***

***

Ads

Senin, 06 Maret 2017

Pendekar Lembah Naga Jilid 094

“Lihatlah, sute. Inilah kitab-kitab wasiat, kitab-kitab pusaka yang diturunkan oleh suhu Bu Ben Hud-couw kepada kita. Aku sudah terlalu tua untuk mempelajarinya, hanya baru dapat membacanya saja yang membutuhkan waktu puluhan tahun. Aku tidak mempunyai waktu lagi untuk melatih ilmunya, maka semua penterjemahanku atas kitab-kitab ini akan kuserahkan kepadamu dan engkaulah yang akan dapat melatih diri dan menguasai ilmu-ilmu dari dalam kitab-kitab ini.”

Sin Liong memandang dengan mata terbelalak dan ular itu diam saja ketika Owyang Bu Sek mengambil kitab paling atas lalu membalik-balik lembarannya. Di dalam kitab itu terdapat tulisan-tulisan yang amat sukar dibaca, karena sebagian besar merupakan gambaran-gambaran yang menjadi huruf-huruf kuno. Akan tetapi kitab itu juga mengandung gambar-gambar gerakan orang bersilat.

“Aku telah mempergunakan waktu bertahun-tahun untuk menterjemahkannya, sute, dan kini aku sudah kehabisan waktu untuk melatihnya. Pula, orang setua aku, untuk apa sih mempelajari ilmu-ilmu baru? Maka aku mewariskan semua ini kepadamu, sute. Jangan khawatir, aku akan membimbingmu untuk mengerti isi kitab-kitab ini.”

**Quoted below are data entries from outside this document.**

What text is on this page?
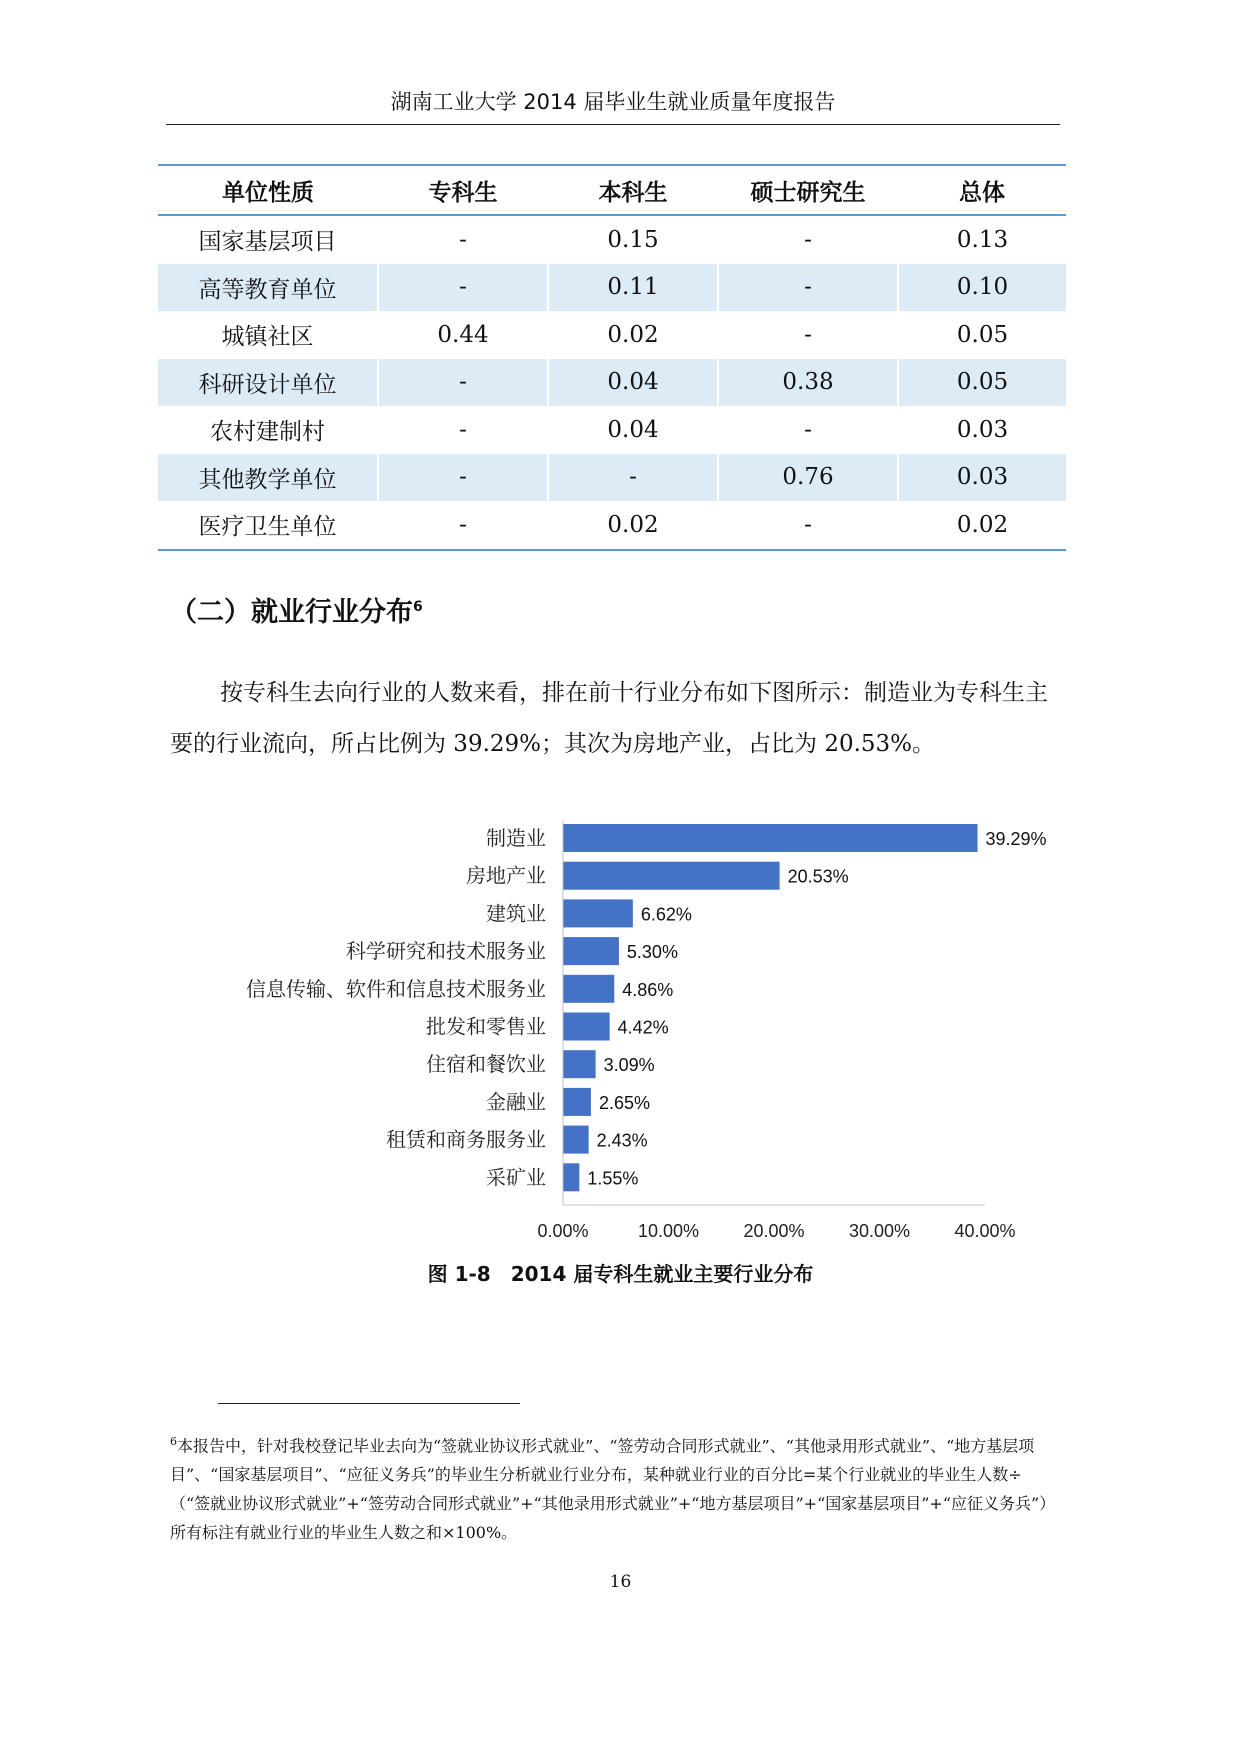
湖南工业大学 2014 届毕业生就业质量年度报告
单位性质	专科生	本科生	硕士研究生	总体
国家基层项目	-	0.15	-	0.13
高等教育单位	-	0.11	-	0.10
城镇社区	0.44	0.02	-	0.05
科研设计单位	-	0.04	0.38	0.05
农村建制村	-	0.04	-	0.03
其他教学单位	-	-	0.76	0.03
医疗卫生单位	-	0.02	-	0.02
（二）就业行业分布$^6$
按专科生去向行业的人数来看，排在前十行业分布如下图所示：制造业为专科生主要的行业流向，所占比例为 39.29%；其次为房地产业，占比为 20.53%。
制造业	39.29%
房地产业	20.53%
建筑业	6.62%
科学研究和技术服务业	5.30%
信息传输、软件和信息技术服务业	4.86%
批发和零售业	4.42%
住宿和餐饮业	3.09%
金融业	2.65%
租赁和商务服务业	2.43%
采矿业 1.55%
0.00%	10.00% 20.00% 30.00% 40.00%
图 1-8　2014 届专科生就业主要行业分布
$^6$本报告中，针对我校登记毕业去向为“签就业协议形式就业”、“签劳动合同形式就业”、“其他录用形式就业”、“地方基层项目”、“国家基层项目”、“应征义务兵”的毕业生分析就业行业分布，某种就业行业的百分比=某个行业就业的毕业生人数÷（“签就业协议形式就业”+“签劳动合同形式就业”+“其他录用形式就业”+“地方基层项目”+“国家基层项目”+“应征义务兵”）所有标注有就业行业的毕业生人数之和×100%。
16
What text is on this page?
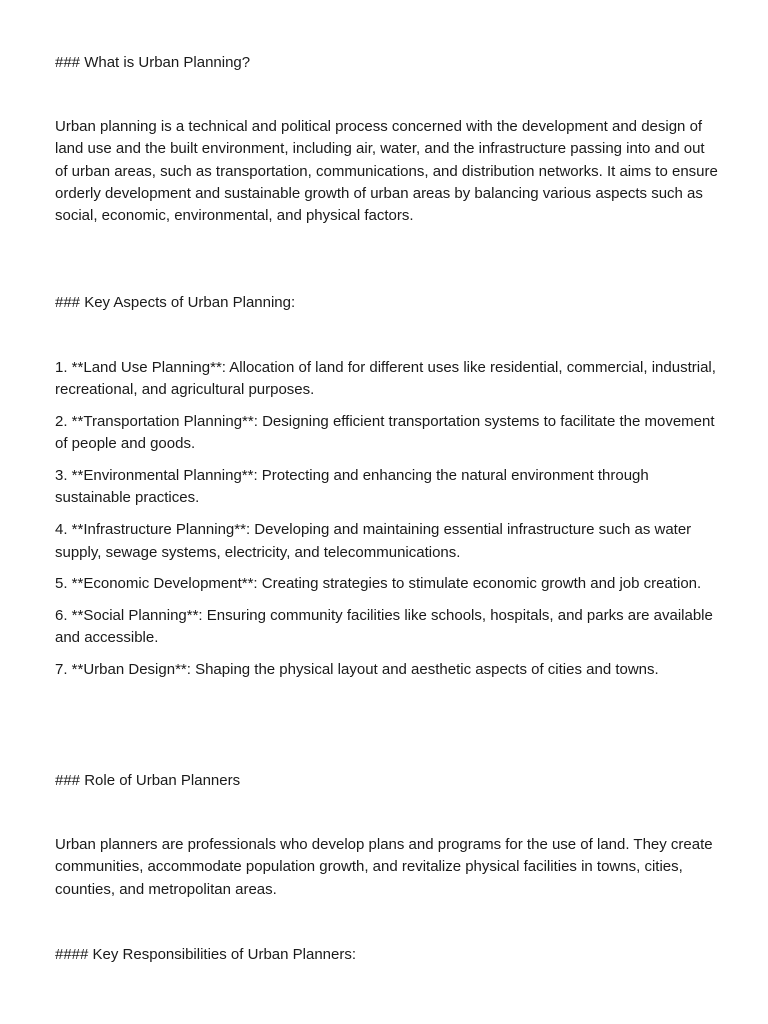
### What is Urban Planning?

Urban planning is a technical and political process concerned with the development and design of land use and the built environment, including air, water, and the infrastructure passing into and out of urban areas, such as transportation, communications, and distribution networks. It aims to ensure orderly development and sustainable growth of urban areas by balancing various aspects such as social, economic, environmental, and physical factors.

### Key Aspects of Urban Planning:

1. **Land Use Planning**: Allocation of land for different uses like residential, commercial, industrial, recreational, and agricultural purposes.
2. **Transportation Planning**: Designing efficient transportation systems to facilitate the movement of people and goods.
3. **Environmental Planning**: Protecting and enhancing the natural environment through sustainable practices.
4. **Infrastructure Planning**: Developing and maintaining essential infrastructure such as water supply, sewage systems, electricity, and telecommunications.
5. **Economic Development**: Creating strategies to stimulate economic growth and job creation.
6. **Social Planning**: Ensuring community facilities like schools, hospitals, and parks are available and accessible.
7. **Urban Design**: Shaping the physical layout and aesthetic aspects of cities and towns.

### Role of Urban Planners

Urban planners are professionals who develop plans and programs for the use of land. They create communities, accommodate population growth, and revitalize physical facilities in towns, cities, counties, and metropolitan areas.

#### Key Responsibilities of Urban Planners:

Setelah kakek itu menutupkan kembali peti hitam dan membawanya masuk lagi ke dalam guha, Sin Liong membantu kakek itu mendorong batu besar kembali ke tempat semula, yaitu menutupi guha rahasia itu.

“Lo... suheng, mengapa ular itu ditaruh di dalam peti?” tanyanya.

“Ha-ha, itu akalku. Tadi sudah kumasukkan lima ekor katak ke dalam peti. Ular itu merupakan ular yang paling berbahaya, gigitannya mematikan dan biarpun orang memiliki kepandaian tinggi sekalipun, sekali kena digigitnya, bahayalah nyawanya. Akan tetapi dengan obat bubuk putih ini, dia menjadi jinak.”

“Dan siapakah Bu Beng Hud-couw... guru kita itu, suheng?”

“Sstt, kita menghaturkan terima kasih lebih dulu!” kata kakek itu dan tiba-tiba dia menarik tangan Sin Liong, diajaknya berlutut di luar guha di depan batu dan kakek itu berkata, “Suhu, teecu berdua menghaturkan terima kasih kepada suhu dan mohon suhu sudi membimbing agar sute dapat mempelajari ilmu-ilmu dari suhu dengan lancar dan berhasil.”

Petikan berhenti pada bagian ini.